Avancé entre comercios improvisados de tacos y tortas, puestos de calcetines y ropa interior, fundas para celulares, libros usados y revistas. Me detuve, más por antojo que por hambre, ante un carrito de hot dogs y observé el letrero con los precios. Guardé las manos en las bolsas del pantalón.
Había dos hombres jóvenes cenando de pie. Uno comía una sincronizada y el otro un hot dog. Este último llevaba el brazo izquierdo enyesado y con él sostenía el plato de plástico, mientras que con la otra mano se llevaba el bocado a la boca. La señora que atendía movía los ingredientes en la parrilla con suma rapidez. Pensé que llevaría años de práctica. Pensé que toda su vida se habría dedicado a eso. Di unos pasos hacia adelante y un olor a tocino quemado se me agolpó en la cara.
— A siete el hot dog, ¿verdad?
La señora asintió sin dejar de voltear las salchichas, con el tocino rodeándolas como una boa.
— ¿Cuántos?
— Uno nomás.
Dejó las salchichas y abrió el cajón de metal donde guardaba las mediasnoches. Una bolsa arrugada y con gotas de vapor adheridas al plástico se asomó y alcancé a ver el logotipo de Bimbo. Vi cómo extraía un pan mientras me hurgaba los bolsillos en busca de monedas. Una de cinco pesos primero, una de un peso después. El dedo índice y el medio, los únicos que caben en la bolsa pequeña del pantalón, buscaron la moneda de un peso que faltaba, sin encontrarla.
Me quité la mochila para hurgar en la bolsa exterior pero tampoco hallé nada. Apuré la búsqueda cuando, de reojo, vi a la señora abrir en dos el pan y luego tomar con las pinzas una de las salchichas que había en la parrilla. Me di cuenta que los compartimentos de adentro estaban vacíos también.
— Espéreme porque me falta un peso. — alcancé a decir con una sonrisa forzada y con medio brazo adentro de la mochila, una mochila vacía, como todas las bolsas que llevaba en ese instante.
La señora se detuvo y me miró como sin saber que hacer.
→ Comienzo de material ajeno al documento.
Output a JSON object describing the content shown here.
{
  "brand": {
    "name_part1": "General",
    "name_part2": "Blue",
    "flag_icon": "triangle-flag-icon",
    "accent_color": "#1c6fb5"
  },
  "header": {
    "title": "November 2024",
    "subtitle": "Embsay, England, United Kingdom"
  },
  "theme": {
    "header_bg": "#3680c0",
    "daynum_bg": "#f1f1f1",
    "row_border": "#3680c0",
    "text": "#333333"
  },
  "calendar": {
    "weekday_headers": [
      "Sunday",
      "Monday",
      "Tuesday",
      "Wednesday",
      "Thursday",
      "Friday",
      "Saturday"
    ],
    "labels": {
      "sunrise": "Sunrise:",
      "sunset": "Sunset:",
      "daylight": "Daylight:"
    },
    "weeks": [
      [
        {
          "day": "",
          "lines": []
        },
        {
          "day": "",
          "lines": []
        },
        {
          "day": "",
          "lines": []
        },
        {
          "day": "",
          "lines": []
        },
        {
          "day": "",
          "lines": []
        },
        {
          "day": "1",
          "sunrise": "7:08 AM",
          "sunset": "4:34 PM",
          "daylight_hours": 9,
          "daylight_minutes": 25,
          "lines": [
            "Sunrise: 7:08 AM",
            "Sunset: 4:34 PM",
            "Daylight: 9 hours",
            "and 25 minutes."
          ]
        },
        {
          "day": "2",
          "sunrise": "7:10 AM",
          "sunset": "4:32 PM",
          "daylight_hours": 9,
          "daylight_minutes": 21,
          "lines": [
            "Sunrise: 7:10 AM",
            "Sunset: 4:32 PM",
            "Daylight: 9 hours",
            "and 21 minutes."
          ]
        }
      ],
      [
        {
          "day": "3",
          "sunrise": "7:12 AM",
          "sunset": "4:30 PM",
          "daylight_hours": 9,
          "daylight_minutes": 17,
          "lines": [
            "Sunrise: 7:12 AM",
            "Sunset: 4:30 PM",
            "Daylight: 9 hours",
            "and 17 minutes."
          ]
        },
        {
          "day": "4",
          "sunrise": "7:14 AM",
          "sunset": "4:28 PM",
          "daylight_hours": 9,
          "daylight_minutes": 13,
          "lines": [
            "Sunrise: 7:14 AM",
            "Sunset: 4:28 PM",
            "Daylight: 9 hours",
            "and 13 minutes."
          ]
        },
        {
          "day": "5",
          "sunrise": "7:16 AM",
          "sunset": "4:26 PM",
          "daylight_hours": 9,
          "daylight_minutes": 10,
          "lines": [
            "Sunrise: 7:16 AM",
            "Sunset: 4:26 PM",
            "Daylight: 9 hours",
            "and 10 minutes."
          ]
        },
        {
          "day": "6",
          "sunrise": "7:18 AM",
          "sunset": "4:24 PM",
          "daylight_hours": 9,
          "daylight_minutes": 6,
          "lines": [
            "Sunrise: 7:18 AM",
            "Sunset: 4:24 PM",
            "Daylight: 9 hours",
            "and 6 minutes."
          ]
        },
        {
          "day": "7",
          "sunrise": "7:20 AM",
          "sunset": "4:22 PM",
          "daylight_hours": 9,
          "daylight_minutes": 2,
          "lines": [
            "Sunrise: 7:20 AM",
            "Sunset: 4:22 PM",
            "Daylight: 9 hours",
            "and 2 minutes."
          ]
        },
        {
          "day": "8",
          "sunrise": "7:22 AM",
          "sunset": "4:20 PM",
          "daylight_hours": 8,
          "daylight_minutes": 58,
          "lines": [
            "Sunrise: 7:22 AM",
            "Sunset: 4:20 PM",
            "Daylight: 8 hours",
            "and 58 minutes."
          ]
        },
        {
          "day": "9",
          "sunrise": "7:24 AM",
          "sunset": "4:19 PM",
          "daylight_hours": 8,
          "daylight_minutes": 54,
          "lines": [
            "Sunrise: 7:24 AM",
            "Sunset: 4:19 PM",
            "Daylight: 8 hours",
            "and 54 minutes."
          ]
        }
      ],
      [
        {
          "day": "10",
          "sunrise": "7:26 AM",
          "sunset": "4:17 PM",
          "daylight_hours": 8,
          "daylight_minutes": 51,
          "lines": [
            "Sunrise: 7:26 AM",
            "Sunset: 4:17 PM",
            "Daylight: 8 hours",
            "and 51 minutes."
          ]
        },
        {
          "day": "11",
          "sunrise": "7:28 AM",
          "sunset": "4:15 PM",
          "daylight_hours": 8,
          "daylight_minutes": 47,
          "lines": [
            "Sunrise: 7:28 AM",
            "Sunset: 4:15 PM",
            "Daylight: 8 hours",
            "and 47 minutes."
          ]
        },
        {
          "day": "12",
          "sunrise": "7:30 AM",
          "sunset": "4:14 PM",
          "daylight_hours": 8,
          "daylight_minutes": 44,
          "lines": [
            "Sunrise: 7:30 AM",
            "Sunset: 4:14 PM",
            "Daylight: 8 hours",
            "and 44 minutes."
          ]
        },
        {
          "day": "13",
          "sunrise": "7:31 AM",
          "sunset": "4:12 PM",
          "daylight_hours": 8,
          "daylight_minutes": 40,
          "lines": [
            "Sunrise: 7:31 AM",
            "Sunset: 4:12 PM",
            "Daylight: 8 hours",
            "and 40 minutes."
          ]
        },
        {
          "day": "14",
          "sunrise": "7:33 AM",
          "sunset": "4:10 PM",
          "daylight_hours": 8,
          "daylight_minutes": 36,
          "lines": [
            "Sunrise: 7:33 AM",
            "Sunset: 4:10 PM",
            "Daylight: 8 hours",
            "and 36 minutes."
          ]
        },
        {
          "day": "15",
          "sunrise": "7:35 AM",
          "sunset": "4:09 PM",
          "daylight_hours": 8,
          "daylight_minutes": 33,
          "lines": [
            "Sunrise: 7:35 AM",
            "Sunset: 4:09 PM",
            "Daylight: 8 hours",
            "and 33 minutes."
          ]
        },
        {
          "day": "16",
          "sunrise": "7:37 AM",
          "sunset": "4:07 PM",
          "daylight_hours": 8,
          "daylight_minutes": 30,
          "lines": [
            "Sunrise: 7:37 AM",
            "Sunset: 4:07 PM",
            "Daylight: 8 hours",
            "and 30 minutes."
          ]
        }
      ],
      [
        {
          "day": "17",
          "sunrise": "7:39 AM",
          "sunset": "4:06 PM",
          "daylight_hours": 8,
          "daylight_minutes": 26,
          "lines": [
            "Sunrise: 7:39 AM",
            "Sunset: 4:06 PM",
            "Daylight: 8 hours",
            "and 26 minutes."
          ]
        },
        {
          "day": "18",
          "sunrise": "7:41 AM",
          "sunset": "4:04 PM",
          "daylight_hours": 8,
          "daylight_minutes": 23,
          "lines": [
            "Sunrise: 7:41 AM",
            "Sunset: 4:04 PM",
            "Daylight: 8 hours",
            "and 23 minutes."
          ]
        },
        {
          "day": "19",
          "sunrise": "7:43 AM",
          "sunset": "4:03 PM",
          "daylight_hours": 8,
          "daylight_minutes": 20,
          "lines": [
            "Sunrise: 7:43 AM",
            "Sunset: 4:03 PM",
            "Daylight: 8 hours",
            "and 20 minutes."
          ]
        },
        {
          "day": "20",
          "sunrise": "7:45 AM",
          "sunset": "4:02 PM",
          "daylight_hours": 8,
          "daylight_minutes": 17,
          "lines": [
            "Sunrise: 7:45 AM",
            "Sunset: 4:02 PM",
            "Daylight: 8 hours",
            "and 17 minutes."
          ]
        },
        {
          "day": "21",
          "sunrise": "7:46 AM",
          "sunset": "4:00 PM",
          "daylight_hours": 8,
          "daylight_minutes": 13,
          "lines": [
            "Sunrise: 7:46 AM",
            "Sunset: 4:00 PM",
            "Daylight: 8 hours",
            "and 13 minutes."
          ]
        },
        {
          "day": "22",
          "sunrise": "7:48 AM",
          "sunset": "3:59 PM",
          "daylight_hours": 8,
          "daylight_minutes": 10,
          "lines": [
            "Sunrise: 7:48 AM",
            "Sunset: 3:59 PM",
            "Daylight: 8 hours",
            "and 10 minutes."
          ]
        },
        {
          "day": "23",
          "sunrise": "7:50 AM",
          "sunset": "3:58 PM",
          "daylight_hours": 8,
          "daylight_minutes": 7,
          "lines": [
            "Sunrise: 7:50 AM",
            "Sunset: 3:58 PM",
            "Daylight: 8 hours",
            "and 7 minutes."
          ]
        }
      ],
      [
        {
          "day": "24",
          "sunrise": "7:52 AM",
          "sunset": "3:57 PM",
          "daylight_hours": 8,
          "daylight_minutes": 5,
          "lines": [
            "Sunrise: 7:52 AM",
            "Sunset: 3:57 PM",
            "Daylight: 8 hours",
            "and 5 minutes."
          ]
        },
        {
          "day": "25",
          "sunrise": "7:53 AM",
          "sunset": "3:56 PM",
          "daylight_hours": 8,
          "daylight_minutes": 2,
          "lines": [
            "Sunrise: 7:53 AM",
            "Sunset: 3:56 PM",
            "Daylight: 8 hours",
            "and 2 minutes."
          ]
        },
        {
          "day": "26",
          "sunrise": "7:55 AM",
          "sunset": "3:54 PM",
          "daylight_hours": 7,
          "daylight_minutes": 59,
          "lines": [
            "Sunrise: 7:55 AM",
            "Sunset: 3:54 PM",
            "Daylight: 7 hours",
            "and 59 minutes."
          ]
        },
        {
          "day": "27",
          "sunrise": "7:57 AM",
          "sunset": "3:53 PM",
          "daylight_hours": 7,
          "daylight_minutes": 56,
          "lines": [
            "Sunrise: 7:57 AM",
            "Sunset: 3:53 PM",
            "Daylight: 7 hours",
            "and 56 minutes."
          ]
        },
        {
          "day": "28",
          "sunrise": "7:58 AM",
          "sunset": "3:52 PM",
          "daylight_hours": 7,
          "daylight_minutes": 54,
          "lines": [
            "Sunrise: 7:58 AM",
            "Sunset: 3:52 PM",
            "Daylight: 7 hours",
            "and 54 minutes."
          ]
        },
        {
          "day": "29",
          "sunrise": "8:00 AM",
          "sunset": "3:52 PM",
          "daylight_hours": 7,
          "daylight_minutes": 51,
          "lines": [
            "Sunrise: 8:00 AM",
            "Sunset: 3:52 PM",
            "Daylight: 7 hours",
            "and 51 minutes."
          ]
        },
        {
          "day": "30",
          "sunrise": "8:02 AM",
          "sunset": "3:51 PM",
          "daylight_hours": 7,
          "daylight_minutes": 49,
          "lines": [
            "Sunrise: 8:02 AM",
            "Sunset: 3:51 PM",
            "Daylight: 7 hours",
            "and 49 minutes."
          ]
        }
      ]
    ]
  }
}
El pan de hot dog en una mano y las pinzas deteniendo la humeante salchicha en la otra.
Saqué la cartera.
— ¿Tiene cambio de 100?
— No, joven. — dijo la señora, mientras devolvía lentamente la salchicha a la parrilla, en un movimiento sutil, como si deshiciera en reversa el trayecto antes realizado.
— Es que nomás traigo seis pesos… Este… Mejor ahorita regreso. — Y di un paso hacia atrás.
— Yo te presto el peso. — escuché, y era el hombre del brazo enyesado. Frotó la mano libre en la servilleta y del bolsillo extrajo varias monedas. Me tendió una.
Me sentí apenado y di las gracias. Extendí el dinero a la señora, quien rápidamente preparó el hot dog.
Estaba en el penúltimo bocado cuando el hombre dejó el plato vacío en la barra y se alejó.